Schroeder, M.D., and Saltzer, J.H., "A hardware architecture for implementing protection rings," CACM 15, 3 (Mar., 1972), pp. 157-170. (B.2,B.2)

Thomas, R.H., "A resource sharing executive for the ARPANET," AFIPS Conf. Proc. 42 (1973 NCC), pp. 159-163. (E)

Watson, R.W., Timesharing System Design Concepts, McGraw-Hill New York (1974). (SR,SR,App)

Wulf, W., et al., "HYDRA: The kernel of a multiprocessor operating system," CACM 17, 6 (June, 1974), pp. 337-345. (SR)


Appendix A: Case Study of Naming in Multics

The Multics system implements a shared-object addressing architecture and a variation of a direct-access file system. In doing so, this system illustrates an interesting set of design choices and compromises. To a close approximation, the designers of Multics had in mind achieving all of the naming objectives discussed in this chapter, but they had to work within the framework of modest extensions to an existing, fairly simple addressing architecture, that of the General Electric 635 computer. In addition, Multics was one of the first designs to be ventured in this area, and some of its design decisions would undoubtedly be handled differently today. For clarity in this case study, we shall examine only the user-visible naming facilities of Multics. We shall ignore the closely-related, but user-invisible multilevel memory management (paging) machinery, and also the closely-related information protection facilities. The reader should, however, realize that these three functions are actually implemented with integrated, overlapping mechanisms.

  1. The addressing architecture of Multics
  2. Multics implements a single, simple kind of object known as a segment. A segment is an array of 36-bit words, containing any desired number of words between zero and 262,144. An individual word within a segment is named by specifying its displacement, or distance from word zero of the segment, as in figure 22.) Although segments have unique identities, the addressing architecture does not use unique identifiers to name segments. Thus there is no universal, underlying context for naming segments. Instead, Multics implements a large number of small segment-naming contexts, known as address spaces. Typically, one address space is provided for each distinct active user of Multics, and an address space has the lifetime of a user terminal session.

    Figure 22 -- A Multics segment.

    Figure 23 -- Pointer addressing in Multics. A pointer contains a segment number (S#), which is a displacement in the descriptor segment that identifies the lower-level (physical) address of the segment. The pointer also contains a displacement that identifies a word within the ultimately addressed segment. The pointer on the left refers to a word in the segment labelled B, and that word happens to contain a pointer to a word in the segment labelled A.

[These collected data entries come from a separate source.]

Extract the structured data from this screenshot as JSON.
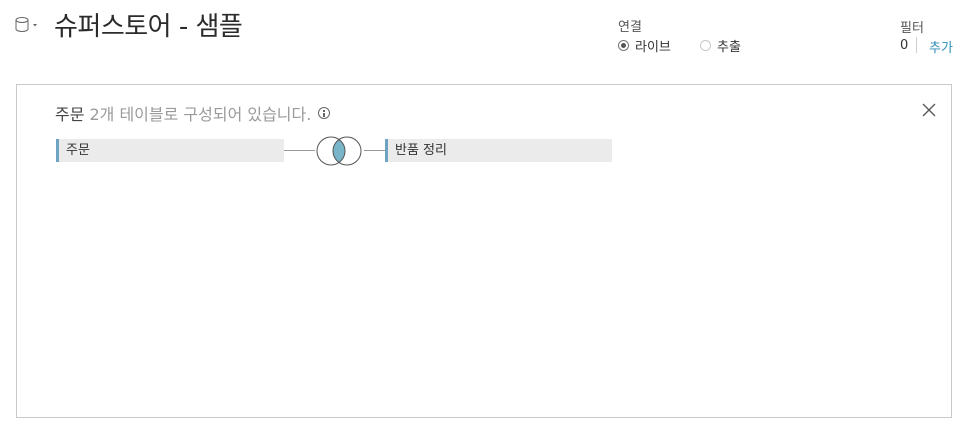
{
  "header": {
    "title": "슈퍼스토어 - 샘플",
    "connection": {
      "label": "연결",
      "options": [
        {
          "label": "라이브",
          "selected": true
        },
        {
          "label": "추출",
          "selected": false
        }
      ]
    },
    "filters": {
      "label": "필터",
      "count": "0",
      "add_label": "추가"
    }
  },
  "canvas": {
    "description": {
      "table_name": "주문",
      "rest": "2개 테이블로 구성되어 있습니다."
    },
    "tables": {
      "left": "주문",
      "right": "반품 정리"
    },
    "join": {
      "type": "inner",
      "fill_color": "#7ab6ca"
    }
  },
  "colors": {
    "accent": "#2e8fb7",
    "table_marker": "#6ca4c1"
  },
  "icons": {
    "datasource": "database-icon",
    "info": "info-icon",
    "close": "close-icon",
    "join": "inner-join-icon"
  }
}
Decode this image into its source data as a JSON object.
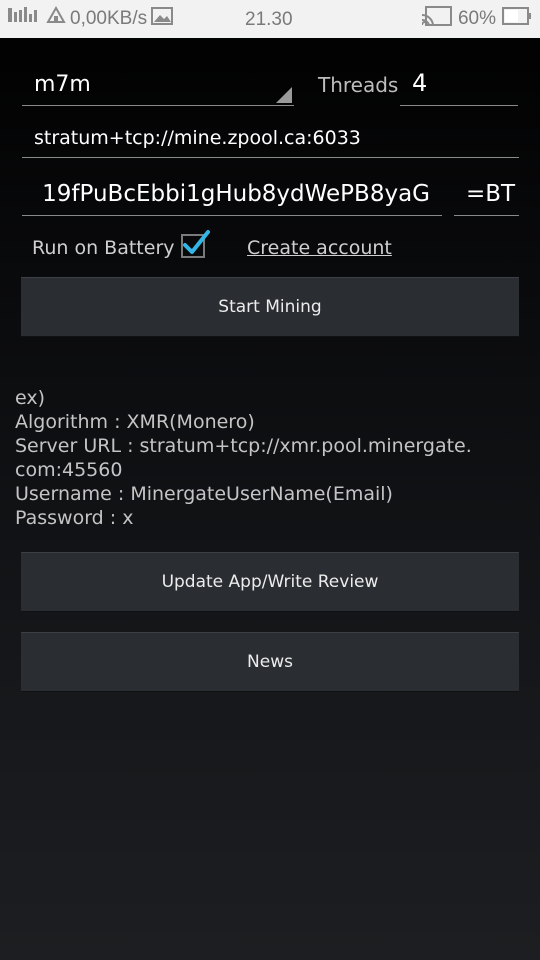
{
  "status_bar": {
    "network_speed": "0,00KB/s",
    "time": "21.30",
    "battery_percent": "60%",
    "icons": [
      "signal-icon",
      "wifi-icon",
      "image-icon",
      "cast-icon",
      "battery-icon"
    ]
  },
  "form": {
    "algorithm": "m7m",
    "threads_label": "Threads",
    "threads_value": "4",
    "server_url": "stratum+tcp://mine.zpool.ca:6033",
    "username": "19fPuBcEbbi1gHub8ydWePB8yaG",
    "password": "=BT",
    "run_on_battery_label": "Run on Battery",
    "run_on_battery_checked": true,
    "create_account_label": "Create account"
  },
  "buttons": {
    "start_mining": "Start Mining",
    "update_app": "Update App/Write Review",
    "news": "News"
  },
  "example": {
    "lines": [
      "ex)",
      "Algorithm : XMR(Monero)",
      "Server URL : stratum+tcp://xmr.pool.minergate.",
      "com:45560",
      "Username : MinergateUserName(Email)",
      "Password : x"
    ]
  },
  "colors": {
    "accent_check": "#33b5e5",
    "button_bg": "#2a2d31",
    "status_bar_bg": "#f2f2f2"
  }
}
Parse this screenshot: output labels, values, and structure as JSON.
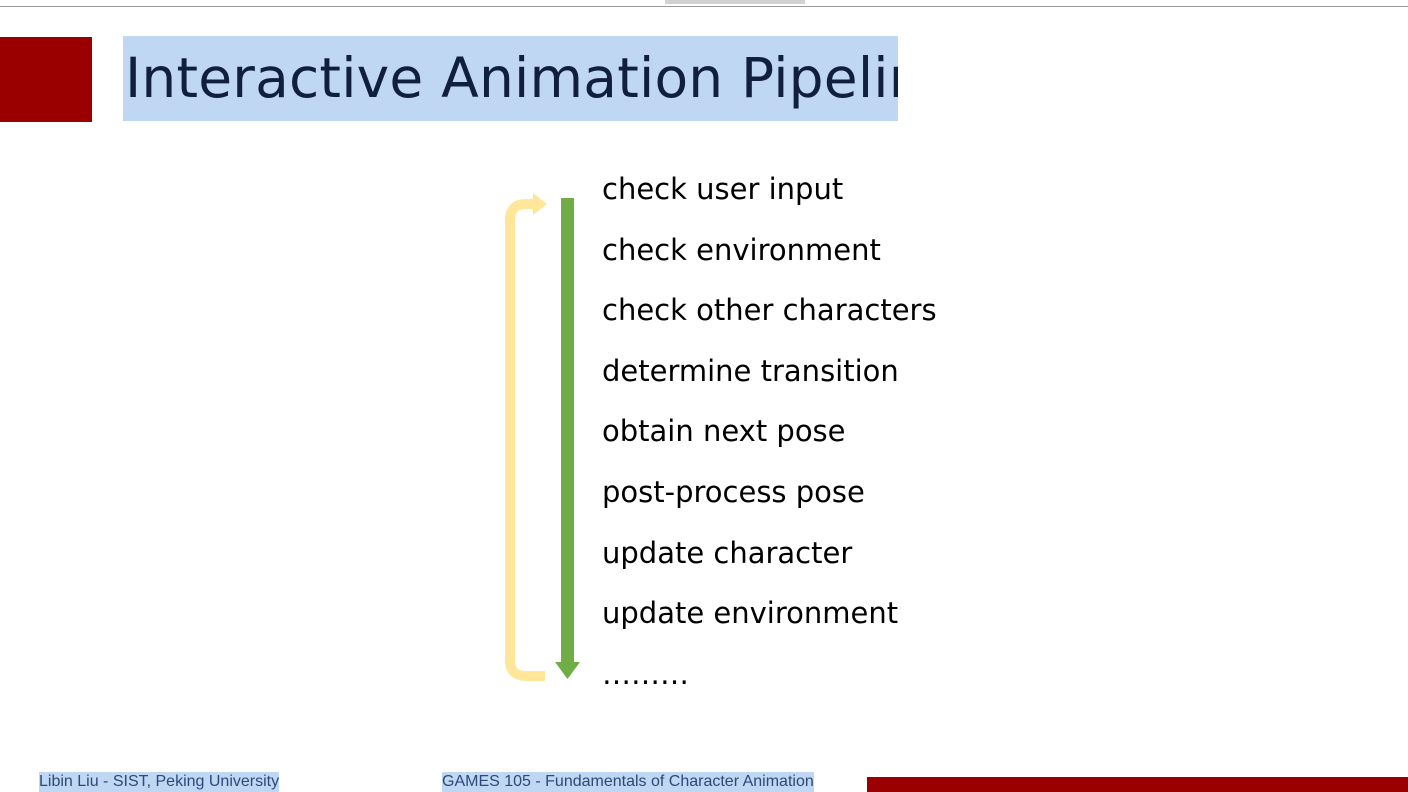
{
  "slide": {
    "title": "Interactive Animation Pipeline",
    "steps": [
      "check user input",
      "check environment",
      "check other characters",
      "determine transition",
      "obtain next pose",
      "post-process pose",
      "update character",
      "update environment",
      "………"
    ],
    "footer_left": "Libin Liu - SIST, Peking University",
    "footer_center": "GAMES 105 - Fundamentals of Character Animation"
  },
  "colors": {
    "accent_red": "#9b0000",
    "selection_blue": "#bfd7f3",
    "flow_arrow_green": "#70ad47",
    "loop_arrow_yellow": "#ffe699"
  }
}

    The reason for such a choice is that each individual address space need be no larger than the number of segments actually used in the lifetime of a terminal session, and the names resolved by the address space can therefore be a small, compact set of integers, known as segment numbers. Only a few address bits are then needed to hold a segment number, and the context itself can be implemented as a small array of entries using the segment number as an array index: the context is called a descriptor segment, and a segment number is simply a displacement within some descriptor segment. (See figure 23.) Although the hardware architecture allows segment numbers up to 18 bits in length, typical address spaces have only a few hundred segments, and the software tables required to keep track of what those segment numbers mean have size limits of only a few thousand entries.

    The compromise involved is that segment numbers are meaningful only in the context in which they were defined: if one user passes a segment number to another user, there is no reason to expect that number to have the same meaning in the other user's address space. Thus, segment numbers cannot be used to implement complex, linked structures that are shared between different users. On the other hand, sharing is still quite feasible since, as we saw in section B.2, when user-dependent bindings are a goal, one takes care not to embed object numbers in shared objects anyway. A second aspect of the compromise is that there is no a priori relationship between segment identities and segment numbers; when a job begins a new address space must be created and the segments of interest must be mapped (Multics literature uses the word initiated) into the new address space. Initiation represents a run-time cost, and requires supporting tables to keep track of which segments have been initiated.

    One segment may contain a reference to another in two ways in Multics. The simplest way, but usable only in segments not shared with other address spaces and having a lifetime no greater than the current address space, is by means of a pointer which is just a segment number and displacement address stored in a standard format. (See figure 23.) Because segment numbers have different bindings in different address spaces, a more complex form of inter-segment reference is required if the containing segment is to be shared. For example, procedure segments need to refer to data segments and other procedure segments, but procedures are commonly shared. This second form of reference is by way of a per-procedure context, known in Multics as a linkage section. A pointer register in the processors known as the linkage pointer, points to the beginning of the linkage section, as shown in figure 24. An instruction that refers to an object outside the procedure uses for its operand address an indirect address, specifying some displacement relative to the linkage pointer. The linkage section contains at that displacement an ordinary pointer to the desired object.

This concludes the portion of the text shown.